Comment: Disassociation is easier?

Even disassociation is helpful but it is not a permanent disassociation, that capacity if very, very high to completely come out of it. You can have many experiences of disassociation from pain, for long hours, but again you come down. These are examples already with Sri Ramakrishna and Ramana Maharshi, even Christ was in pain in his agony, on the cross, agony of Christ is very famous in fact, it disassociate Himself…the bodily experience is a part of the movement upward, because it is out of that pain that aspiration rises very intensely to go upward, so you are not minus out from that, you can conquer it in a great way but not necessarily you can so conquer it until you reach a very high level. Ultimately that pain can be transformed into delight. Instead of feeling pain, you feel a very great delight. In fact even ordinarily, there are alternations between pleasure and pain and pain can become pleasure and pleasure can become pain. So, ultimately the intensest pain can be ecstasy in fact. So, shall we start now?

Question: Just a little question…regarding the pain…when has reached the stage of delight, the pain has turned into delight only then the real work can be done or it can be done at lower stages?,

No, all work is being done through all these experiences: the agony of Christ is also a manifestation of the work of the Divine, even through that in fact how many people in the world have been transformed because of the agony of Christ: so it’s a transforming force. Everything that is thrown into the sacrifice creates a fire which moves upwards. So, pain as well as pleasure, or joy all that is thrown into the sacrifice creates the fire which moves upward.
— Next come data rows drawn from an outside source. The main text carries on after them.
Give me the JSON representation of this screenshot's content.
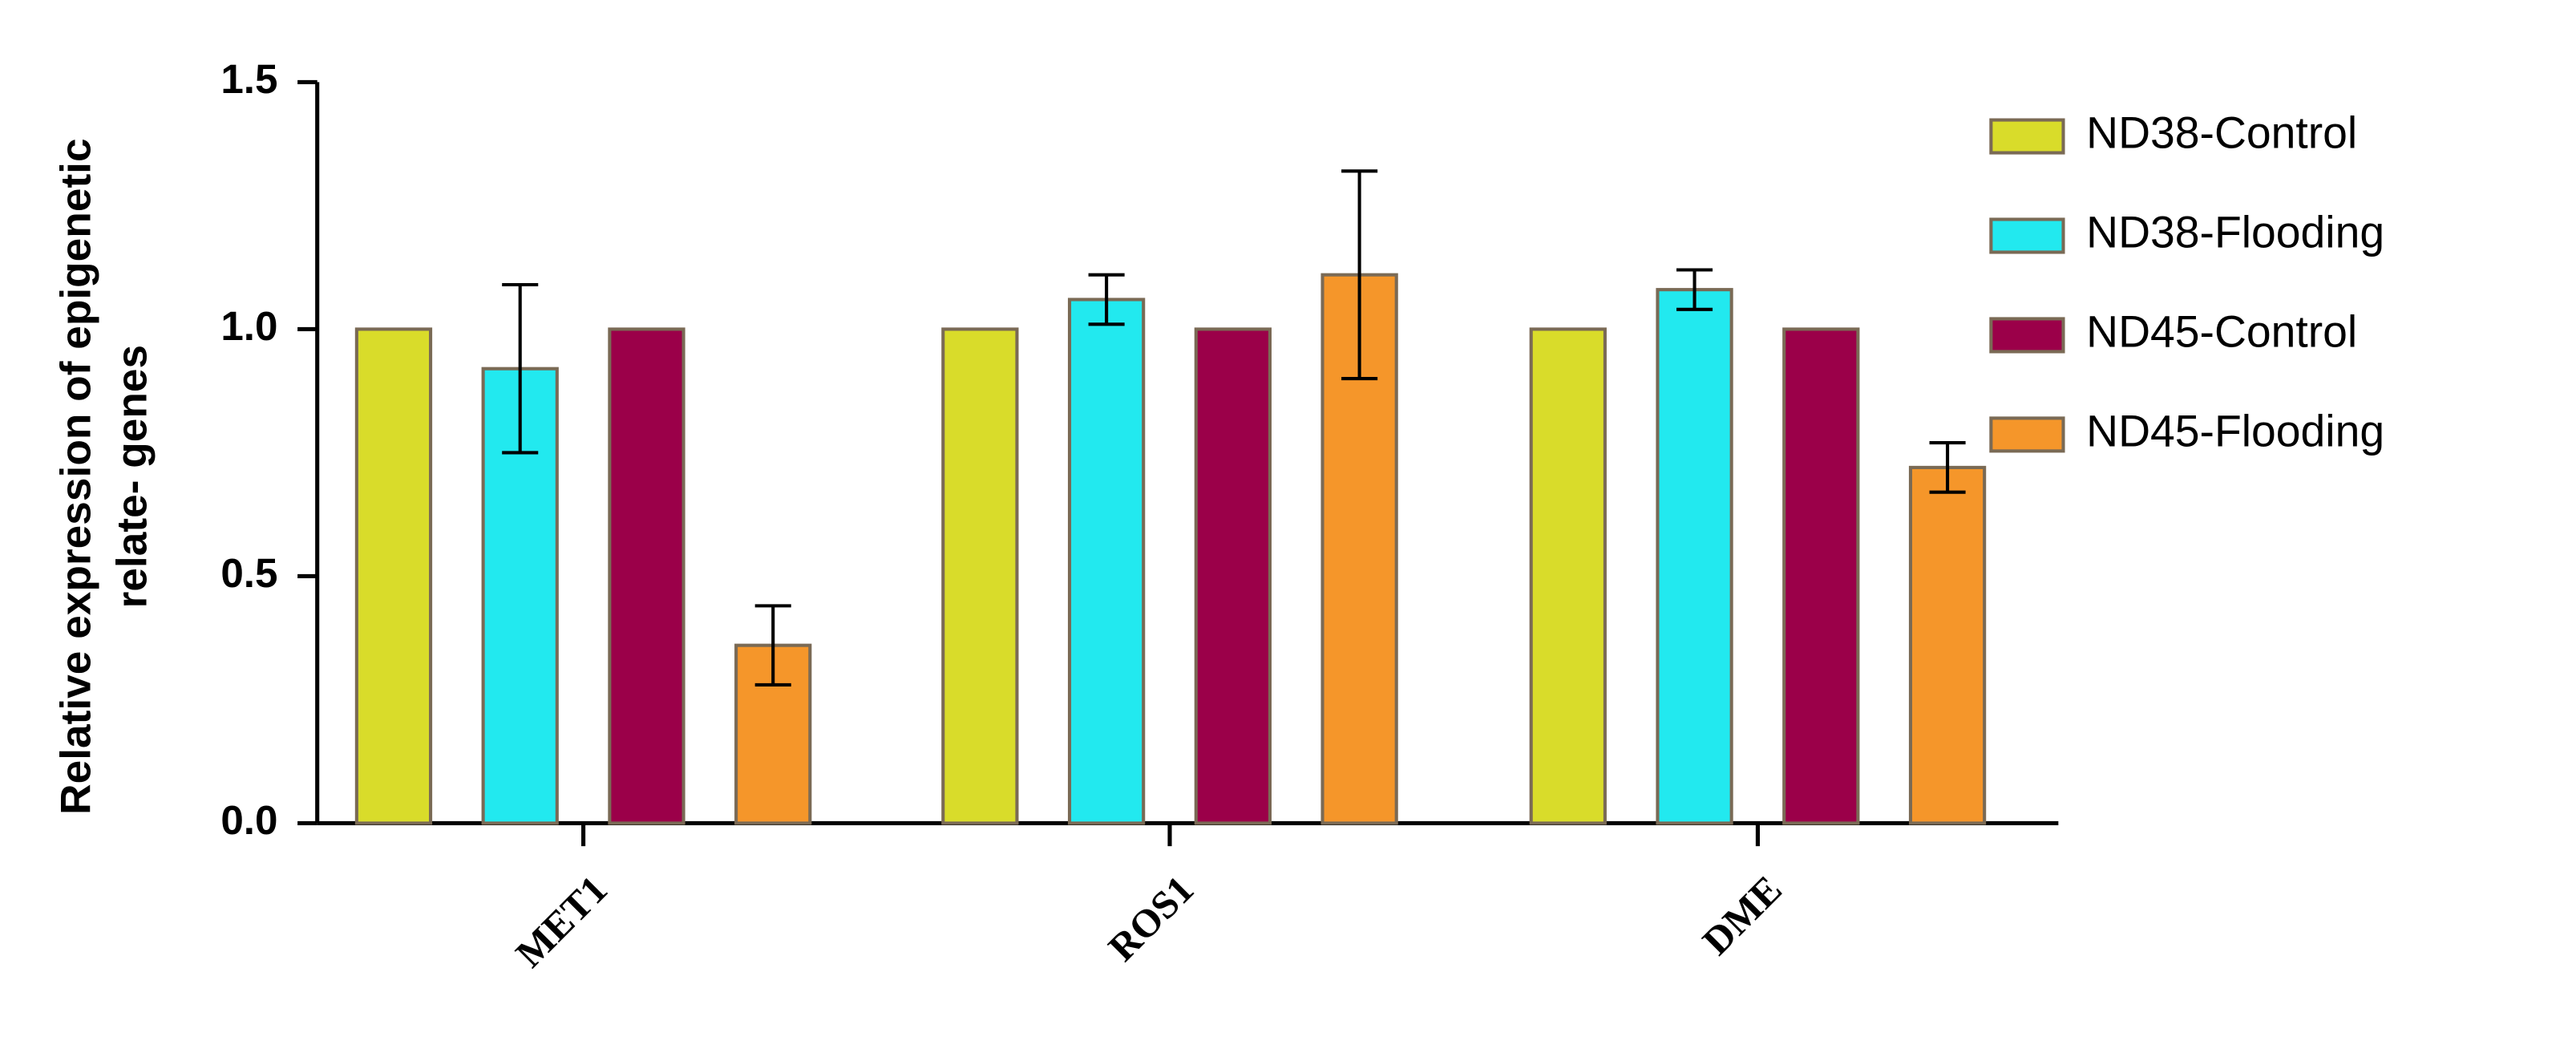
{
  "chart_data": {
    "type": "bar",
    "y_label": [
      "Relative expression of epigenetic",
      "relate- genes"
    ],
    "categories": [
      "MET1",
      "ROS1",
      "DME"
    ],
    "series": [
      {
        "name": "ND38-Control",
        "color": "#d9dc2a",
        "values": [
          1.0,
          1.0,
          1.0
        ]
      },
      {
        "name": "ND38-Flooding",
        "color": "#22e9ef",
        "values": [
          0.92,
          1.06,
          1.08
        ],
        "errors": [
          0.17,
          0.05,
          0.04
        ]
      },
      {
        "name": "ND45-Control",
        "color": "#9b0049",
        "values": [
          1.0,
          1.0,
          1.0
        ]
      },
      {
        "name": "ND45-Flooding",
        "color": "#f5962a",
        "values": [
          0.36,
          1.11,
          0.72
        ],
        "errors": [
          0.08,
          0.21,
          0.05
        ]
      }
    ],
    "ylim": [
      0,
      1.5
    ],
    "yticks": [
      {
        "value": 0,
        "label": "0.0"
      },
      {
        "value": 0.5,
        "label": "0.5"
      },
      {
        "value": 1.0,
        "label": "1.0"
      },
      {
        "value": 1.5,
        "label": "1.5"
      }
    ],
    "legend": "right"
  }
}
Question: So, the real work is basically throwing that agony into the fire, to be able to disassociate to the extent that you can really do the real offering…,

Yes, it is not you.

Comment: It’s the Divine who is doing the work.,

Yes, that’s right. Correct.

Comment: So, through Christ, crucifixion, the work was that compassion came into this world? After all that brutality, after all it was his agony that created compassion in this world,

…Quite right, humanisation of humanity.

Shall we start now?

We have actually arrived at a very important stage when we completed chapter n°15. Now, chapter n°16 is a transition towards the revelation of the supreme secret of the Bhagavad Gita. It is there that the real answer to Arjuna is provided. So, we shall revisit again Arjuna’s question, so that we understand the answer better.